Fuchsbandwurm: Symptome, Schutz, Übertragung und Co.
Die Zahlen für eine Infektion mit dem Fuchsbandwurm steigen: Was sind die Symptome, Übertragungswege & effektive Schutzmaßnahmen für Mensch & Haustier?
Ein kleiner Parasit, der fast unsichtbar ist und trotzdem große Sorgen machen kann: Der Fuchsbandwurm kommt in Deutschland zwar selten vor, aber die Zahl der Fälle steigt inzwischen deutlich an. Weil er sich oft jahrelang still im Körper versteckt, merken viele erst sehr spät, dass etwas nicht stimmt. Alles über die Symptome, den Schutz und die Übertragung des Parasiten erfährst du in diesem Artikel.

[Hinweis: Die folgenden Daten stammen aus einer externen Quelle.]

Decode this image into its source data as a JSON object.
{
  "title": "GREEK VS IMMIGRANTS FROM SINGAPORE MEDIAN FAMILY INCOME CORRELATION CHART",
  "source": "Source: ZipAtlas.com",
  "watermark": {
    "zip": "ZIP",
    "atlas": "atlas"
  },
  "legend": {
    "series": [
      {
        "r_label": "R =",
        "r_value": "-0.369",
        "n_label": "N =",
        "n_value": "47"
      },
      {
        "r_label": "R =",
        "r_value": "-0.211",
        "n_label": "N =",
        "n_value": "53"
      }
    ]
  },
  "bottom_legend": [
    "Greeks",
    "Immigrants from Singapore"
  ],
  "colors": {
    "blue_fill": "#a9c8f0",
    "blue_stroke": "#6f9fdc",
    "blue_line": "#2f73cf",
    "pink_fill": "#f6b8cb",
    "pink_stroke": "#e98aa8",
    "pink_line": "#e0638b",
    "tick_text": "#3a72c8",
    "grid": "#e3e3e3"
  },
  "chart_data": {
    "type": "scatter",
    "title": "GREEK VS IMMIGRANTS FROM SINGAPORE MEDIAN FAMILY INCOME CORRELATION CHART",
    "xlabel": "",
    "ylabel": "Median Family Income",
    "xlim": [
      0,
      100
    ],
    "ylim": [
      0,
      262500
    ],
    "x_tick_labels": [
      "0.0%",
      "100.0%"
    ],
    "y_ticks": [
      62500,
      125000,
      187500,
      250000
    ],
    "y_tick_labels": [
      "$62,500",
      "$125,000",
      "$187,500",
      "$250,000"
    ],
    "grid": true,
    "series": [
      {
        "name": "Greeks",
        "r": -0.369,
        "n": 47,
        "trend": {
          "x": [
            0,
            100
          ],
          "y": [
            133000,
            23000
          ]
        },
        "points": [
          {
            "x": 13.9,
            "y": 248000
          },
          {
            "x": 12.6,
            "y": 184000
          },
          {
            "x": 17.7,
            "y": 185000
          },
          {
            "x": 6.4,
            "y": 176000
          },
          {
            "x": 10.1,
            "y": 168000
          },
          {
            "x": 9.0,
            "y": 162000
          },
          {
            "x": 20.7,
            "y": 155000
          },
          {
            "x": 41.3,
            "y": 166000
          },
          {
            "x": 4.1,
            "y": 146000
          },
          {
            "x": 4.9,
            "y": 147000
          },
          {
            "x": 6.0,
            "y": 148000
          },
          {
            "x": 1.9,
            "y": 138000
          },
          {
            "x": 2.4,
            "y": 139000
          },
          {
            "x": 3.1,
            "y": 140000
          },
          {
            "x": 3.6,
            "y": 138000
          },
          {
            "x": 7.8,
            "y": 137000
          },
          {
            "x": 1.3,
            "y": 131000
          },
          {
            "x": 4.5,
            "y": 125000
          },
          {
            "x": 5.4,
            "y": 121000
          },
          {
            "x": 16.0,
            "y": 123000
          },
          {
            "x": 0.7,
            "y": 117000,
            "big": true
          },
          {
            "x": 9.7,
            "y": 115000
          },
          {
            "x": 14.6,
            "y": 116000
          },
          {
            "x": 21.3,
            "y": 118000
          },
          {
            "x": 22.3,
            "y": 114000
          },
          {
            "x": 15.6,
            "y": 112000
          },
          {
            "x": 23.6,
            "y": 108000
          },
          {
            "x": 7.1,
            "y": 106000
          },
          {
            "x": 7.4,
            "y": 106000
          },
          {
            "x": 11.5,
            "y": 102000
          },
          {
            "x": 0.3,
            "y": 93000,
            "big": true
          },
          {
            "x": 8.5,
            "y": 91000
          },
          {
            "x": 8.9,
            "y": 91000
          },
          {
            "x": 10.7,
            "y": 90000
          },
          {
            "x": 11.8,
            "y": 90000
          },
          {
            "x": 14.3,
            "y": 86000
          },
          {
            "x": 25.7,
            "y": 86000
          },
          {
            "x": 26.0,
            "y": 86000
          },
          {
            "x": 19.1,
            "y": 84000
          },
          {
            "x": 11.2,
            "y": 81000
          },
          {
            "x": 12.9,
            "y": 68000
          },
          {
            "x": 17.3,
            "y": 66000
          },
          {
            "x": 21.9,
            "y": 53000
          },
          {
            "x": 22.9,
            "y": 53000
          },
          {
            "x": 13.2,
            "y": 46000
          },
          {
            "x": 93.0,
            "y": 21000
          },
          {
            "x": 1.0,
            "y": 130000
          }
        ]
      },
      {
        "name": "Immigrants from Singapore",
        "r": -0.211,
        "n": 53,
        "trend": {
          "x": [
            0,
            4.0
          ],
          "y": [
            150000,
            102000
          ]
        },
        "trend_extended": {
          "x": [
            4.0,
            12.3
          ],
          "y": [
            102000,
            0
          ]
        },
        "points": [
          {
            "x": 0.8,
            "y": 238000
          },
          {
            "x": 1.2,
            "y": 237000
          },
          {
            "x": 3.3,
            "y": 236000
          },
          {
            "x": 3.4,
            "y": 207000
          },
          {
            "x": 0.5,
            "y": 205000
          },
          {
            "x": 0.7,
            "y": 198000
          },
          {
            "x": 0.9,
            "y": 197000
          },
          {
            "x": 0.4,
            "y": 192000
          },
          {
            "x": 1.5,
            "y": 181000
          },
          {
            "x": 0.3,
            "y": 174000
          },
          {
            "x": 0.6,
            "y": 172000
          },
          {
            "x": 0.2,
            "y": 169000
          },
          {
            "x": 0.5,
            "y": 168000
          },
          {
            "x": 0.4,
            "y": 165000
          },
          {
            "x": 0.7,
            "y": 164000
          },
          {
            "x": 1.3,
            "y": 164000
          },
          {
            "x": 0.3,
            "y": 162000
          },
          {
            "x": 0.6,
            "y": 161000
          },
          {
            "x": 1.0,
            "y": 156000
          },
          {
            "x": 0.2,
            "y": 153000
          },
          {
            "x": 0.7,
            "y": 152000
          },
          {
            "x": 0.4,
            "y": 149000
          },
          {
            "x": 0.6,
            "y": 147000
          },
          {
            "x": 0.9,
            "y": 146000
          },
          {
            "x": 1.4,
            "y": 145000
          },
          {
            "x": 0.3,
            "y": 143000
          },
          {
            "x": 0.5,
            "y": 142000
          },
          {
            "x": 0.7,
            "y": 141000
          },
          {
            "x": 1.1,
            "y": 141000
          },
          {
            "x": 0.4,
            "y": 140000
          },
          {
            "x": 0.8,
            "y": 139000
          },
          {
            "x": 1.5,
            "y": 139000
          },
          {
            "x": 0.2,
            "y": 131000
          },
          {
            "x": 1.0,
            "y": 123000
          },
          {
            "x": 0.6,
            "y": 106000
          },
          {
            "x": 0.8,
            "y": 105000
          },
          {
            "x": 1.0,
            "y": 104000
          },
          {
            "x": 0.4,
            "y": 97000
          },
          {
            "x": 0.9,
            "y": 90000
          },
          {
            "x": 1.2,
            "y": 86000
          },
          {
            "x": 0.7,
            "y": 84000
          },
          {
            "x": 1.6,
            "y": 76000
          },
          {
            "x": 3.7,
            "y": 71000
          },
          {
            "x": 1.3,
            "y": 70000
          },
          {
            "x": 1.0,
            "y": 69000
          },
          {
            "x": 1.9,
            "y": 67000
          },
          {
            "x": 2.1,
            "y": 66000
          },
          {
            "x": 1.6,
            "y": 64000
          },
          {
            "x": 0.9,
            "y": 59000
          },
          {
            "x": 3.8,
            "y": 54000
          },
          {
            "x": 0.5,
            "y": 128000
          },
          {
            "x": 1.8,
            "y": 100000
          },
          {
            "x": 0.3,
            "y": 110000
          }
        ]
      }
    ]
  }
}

Laut Studie: Immer mehr Fuchsbandwurm-Infektionen in Europa
In den vergangenen 25 Jahren wurden in Europa rund 4.200 Fälle registriert – das zeigt eine Auswertung eines Forschungsteams um den Epidemiologen Adriano Casulli vom Istituto Superiore di Sanità in Rom, wie die tagesschau zitiert. Klingt erstmal wenig, doch die Zahlen steigen stetig an. Die Daten stammen aus Melderegistern, Krankenhäusern, Laboren und wissenschaftlichen Studien. Etwa 70 Prozent aller gemeldeten Infektionen traten in vier Ländern auf: Österreich, Frankreich, der Schweiz und Deutschland – dort vor allem in Bayern und Baden-Württemberg.
Was ist der Fuchsbandwurm und wie verbreitet ist er?

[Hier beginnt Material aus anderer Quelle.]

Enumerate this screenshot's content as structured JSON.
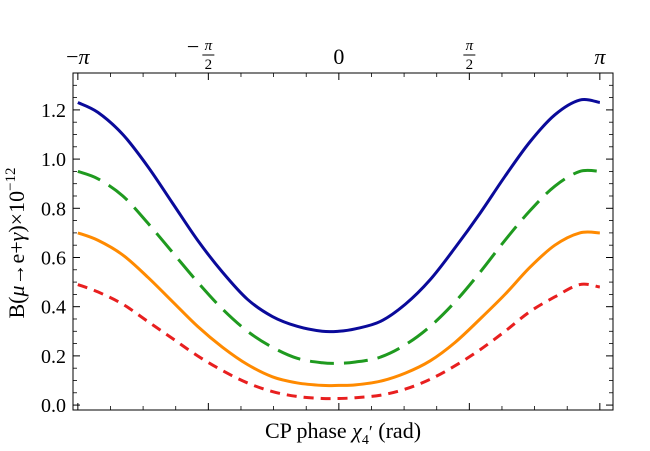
{
  "chart_data": {
    "type": "line",
    "title": "",
    "xlabel_parts": {
      "prefix": "CP phase ",
      "symbol": "χ",
      "subscript": "4",
      "prime": "′",
      "suffix": " (rad)"
    },
    "ylabel_parts": {
      "prefix": "B(",
      "mu": "μ",
      "middle": "→e+",
      "gamma": "γ",
      "suffix": ")×10",
      "exponent": "−12"
    },
    "xlim": [
      -3.2,
      3.3
    ],
    "ylim": [
      -0.02,
      1.35
    ],
    "yticks": [
      {
        "value": 0.0,
        "label": "0.0"
      },
      {
        "value": 0.2,
        "label": "0.2"
      },
      {
        "value": 0.4,
        "label": "0.4"
      },
      {
        "value": 0.6,
        "label": "0.6"
      },
      {
        "value": 0.8,
        "label": "0.8"
      },
      {
        "value": 1.0,
        "label": "1.0"
      },
      {
        "value": 1.2,
        "label": "1.2"
      }
    ],
    "top_xticks": [
      {
        "value": -3.1416,
        "sign": "−",
        "main": "π",
        "num": "",
        "den": ""
      },
      {
        "value": -1.5708,
        "sign": "−",
        "main": "",
        "num": "π",
        "den": "2"
      },
      {
        "value": 0,
        "sign": "",
        "main": "0",
        "num": "",
        "den": ""
      },
      {
        "value": 1.5708,
        "sign": "",
        "main": "",
        "num": "π",
        "den": "2"
      },
      {
        "value": 3.1416,
        "sign": "",
        "main": "π",
        "num": "",
        "den": ""
      }
    ],
    "series": [
      {
        "name": "solid-blue",
        "color": "#0a0a9a",
        "style": "solid",
        "points": [
          [
            -3.1416,
            1.23
          ],
          [
            -2.9,
            1.19
          ],
          [
            -2.6,
            1.1
          ],
          [
            -2.3,
            0.97
          ],
          [
            -2.0,
            0.82
          ],
          [
            -1.7,
            0.67
          ],
          [
            -1.4,
            0.54
          ],
          [
            -1.1,
            0.43
          ],
          [
            -0.8,
            0.36
          ],
          [
            -0.5,
            0.32
          ],
          [
            -0.2,
            0.3
          ],
          [
            0.0,
            0.3
          ],
          [
            0.2,
            0.31
          ],
          [
            0.5,
            0.34
          ],
          [
            0.8,
            0.41
          ],
          [
            1.1,
            0.51
          ],
          [
            1.4,
            0.64
          ],
          [
            1.7,
            0.78
          ],
          [
            2.0,
            0.93
          ],
          [
            2.3,
            1.07
          ],
          [
            2.6,
            1.18
          ],
          [
            2.9,
            1.24
          ],
          [
            3.1416,
            1.23
          ]
        ]
      },
      {
        "name": "dashed-green",
        "color": "#1f9a1f",
        "style": "dashed",
        "points": [
          [
            -3.1416,
            0.95
          ],
          [
            -2.9,
            0.92
          ],
          [
            -2.6,
            0.85
          ],
          [
            -2.3,
            0.74
          ],
          [
            -2.0,
            0.62
          ],
          [
            -1.7,
            0.5
          ],
          [
            -1.4,
            0.39
          ],
          [
            -1.1,
            0.3
          ],
          [
            -0.8,
            0.235
          ],
          [
            -0.5,
            0.19
          ],
          [
            -0.2,
            0.172
          ],
          [
            0.0,
            0.17
          ],
          [
            0.2,
            0.175
          ],
          [
            0.5,
            0.195
          ],
          [
            0.8,
            0.245
          ],
          [
            1.1,
            0.32
          ],
          [
            1.4,
            0.42
          ],
          [
            1.7,
            0.54
          ],
          [
            2.0,
            0.67
          ],
          [
            2.3,
            0.79
          ],
          [
            2.6,
            0.89
          ],
          [
            2.9,
            0.95
          ],
          [
            3.1416,
            0.95
          ]
        ]
      },
      {
        "name": "solid-orange",
        "color": "#ff8a00",
        "style": "solid",
        "points": [
          [
            -3.1416,
            0.7
          ],
          [
            -2.9,
            0.67
          ],
          [
            -2.6,
            0.61
          ],
          [
            -2.3,
            0.52
          ],
          [
            -2.0,
            0.42
          ],
          [
            -1.7,
            0.32
          ],
          [
            -1.4,
            0.235
          ],
          [
            -1.1,
            0.165
          ],
          [
            -0.8,
            0.115
          ],
          [
            -0.5,
            0.09
          ],
          [
            -0.2,
            0.08
          ],
          [
            0.0,
            0.08
          ],
          [
            0.2,
            0.082
          ],
          [
            0.5,
            0.097
          ],
          [
            0.8,
            0.13
          ],
          [
            1.1,
            0.18
          ],
          [
            1.4,
            0.255
          ],
          [
            1.7,
            0.35
          ],
          [
            2.0,
            0.45
          ],
          [
            2.3,
            0.56
          ],
          [
            2.6,
            0.65
          ],
          [
            2.9,
            0.7
          ],
          [
            3.1416,
            0.7
          ]
        ]
      },
      {
        "name": "dotted-red",
        "color": "#e81f1f",
        "style": "dotted",
        "points": [
          [
            -3.1416,
            0.49
          ],
          [
            -2.9,
            0.46
          ],
          [
            -2.6,
            0.41
          ],
          [
            -2.3,
            0.34
          ],
          [
            -2.0,
            0.27
          ],
          [
            -1.7,
            0.2
          ],
          [
            -1.4,
            0.14
          ],
          [
            -1.1,
            0.09
          ],
          [
            -0.8,
            0.055
          ],
          [
            -0.5,
            0.035
          ],
          [
            -0.2,
            0.027
          ],
          [
            0.0,
            0.027
          ],
          [
            0.2,
            0.03
          ],
          [
            0.5,
            0.04
          ],
          [
            0.8,
            0.065
          ],
          [
            1.1,
            0.105
          ],
          [
            1.4,
            0.16
          ],
          [
            1.7,
            0.225
          ],
          [
            2.0,
            0.3
          ],
          [
            2.3,
            0.38
          ],
          [
            2.6,
            0.44
          ],
          [
            2.9,
            0.49
          ],
          [
            3.1416,
            0.48
          ]
        ]
      }
    ]
  }
}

Der Fuchsbandwurm ist ein winziger Parasit, der hauptsächlich im Darm von Füchsen lebt. Auch Hunde und Katzen können ihn manchmal in sich tragen. Die Wurmeier gelangen über den Kot der Tiere in die Umwelt, zum Beispiel auf Waldboden oder in Gärten. Für gesunde Erwachsene ist das Risiko gering, aber ganz ausschließen lässt es sich nicht.

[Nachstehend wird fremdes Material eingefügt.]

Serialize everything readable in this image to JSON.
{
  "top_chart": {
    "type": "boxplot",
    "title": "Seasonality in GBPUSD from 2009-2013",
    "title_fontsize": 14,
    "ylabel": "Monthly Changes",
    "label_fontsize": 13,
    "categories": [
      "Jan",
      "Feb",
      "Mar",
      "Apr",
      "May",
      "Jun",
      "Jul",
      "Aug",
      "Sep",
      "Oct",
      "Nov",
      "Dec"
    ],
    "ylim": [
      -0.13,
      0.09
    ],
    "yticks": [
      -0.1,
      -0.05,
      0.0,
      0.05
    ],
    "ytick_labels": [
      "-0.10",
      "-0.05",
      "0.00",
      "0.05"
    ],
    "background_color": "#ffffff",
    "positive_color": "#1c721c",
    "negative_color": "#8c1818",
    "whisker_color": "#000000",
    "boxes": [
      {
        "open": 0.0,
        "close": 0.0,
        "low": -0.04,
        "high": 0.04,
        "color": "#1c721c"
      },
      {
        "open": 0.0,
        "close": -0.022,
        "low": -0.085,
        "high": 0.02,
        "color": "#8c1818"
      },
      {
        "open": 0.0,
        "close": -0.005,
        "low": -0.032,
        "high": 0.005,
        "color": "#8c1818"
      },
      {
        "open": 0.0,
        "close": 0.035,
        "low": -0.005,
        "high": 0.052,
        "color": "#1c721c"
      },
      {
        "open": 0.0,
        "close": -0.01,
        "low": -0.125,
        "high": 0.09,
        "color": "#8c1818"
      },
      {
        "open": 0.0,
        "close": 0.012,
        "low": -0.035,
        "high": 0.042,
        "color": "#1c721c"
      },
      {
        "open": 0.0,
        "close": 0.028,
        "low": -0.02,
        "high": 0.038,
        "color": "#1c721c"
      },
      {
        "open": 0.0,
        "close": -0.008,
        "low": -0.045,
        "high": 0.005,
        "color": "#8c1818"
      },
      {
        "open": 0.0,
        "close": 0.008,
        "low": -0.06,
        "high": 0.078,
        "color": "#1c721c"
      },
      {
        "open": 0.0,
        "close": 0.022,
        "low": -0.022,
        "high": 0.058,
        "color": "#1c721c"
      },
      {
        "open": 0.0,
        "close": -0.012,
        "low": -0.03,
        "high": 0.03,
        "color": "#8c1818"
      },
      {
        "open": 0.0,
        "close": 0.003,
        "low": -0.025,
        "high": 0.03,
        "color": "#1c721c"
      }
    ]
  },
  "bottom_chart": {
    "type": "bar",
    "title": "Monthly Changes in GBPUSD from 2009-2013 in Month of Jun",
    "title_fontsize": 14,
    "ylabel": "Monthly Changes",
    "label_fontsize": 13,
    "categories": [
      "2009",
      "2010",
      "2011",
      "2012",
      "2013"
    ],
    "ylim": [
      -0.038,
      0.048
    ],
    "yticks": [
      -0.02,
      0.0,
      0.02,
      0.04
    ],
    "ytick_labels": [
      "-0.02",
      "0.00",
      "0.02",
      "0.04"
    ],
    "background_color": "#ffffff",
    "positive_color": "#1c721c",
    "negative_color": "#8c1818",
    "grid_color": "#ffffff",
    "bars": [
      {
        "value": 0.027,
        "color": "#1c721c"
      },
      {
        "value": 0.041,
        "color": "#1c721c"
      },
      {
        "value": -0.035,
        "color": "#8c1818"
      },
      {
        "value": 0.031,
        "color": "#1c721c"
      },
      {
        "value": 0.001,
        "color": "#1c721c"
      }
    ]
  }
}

Wie gelangt der Parasit in den Menschen?
Die Ansteckung passiert meist unbemerkt. Wer im Garten arbeitet, Beeren im Wald pflückt oder engen Kontakt mit Haustieren hat, kann die winzigen Eier aufnehmen. Sie haften an Erde, an Pfoten oder am Fell. Auch ungewaschenes Obst oder Gemüse kann betroffen sein. Mensch zu Mensch wird der Fuchsbandwurm nicht übertragen, aber wer viel draußen ist, sollte ein paar einfache Dinge beachten.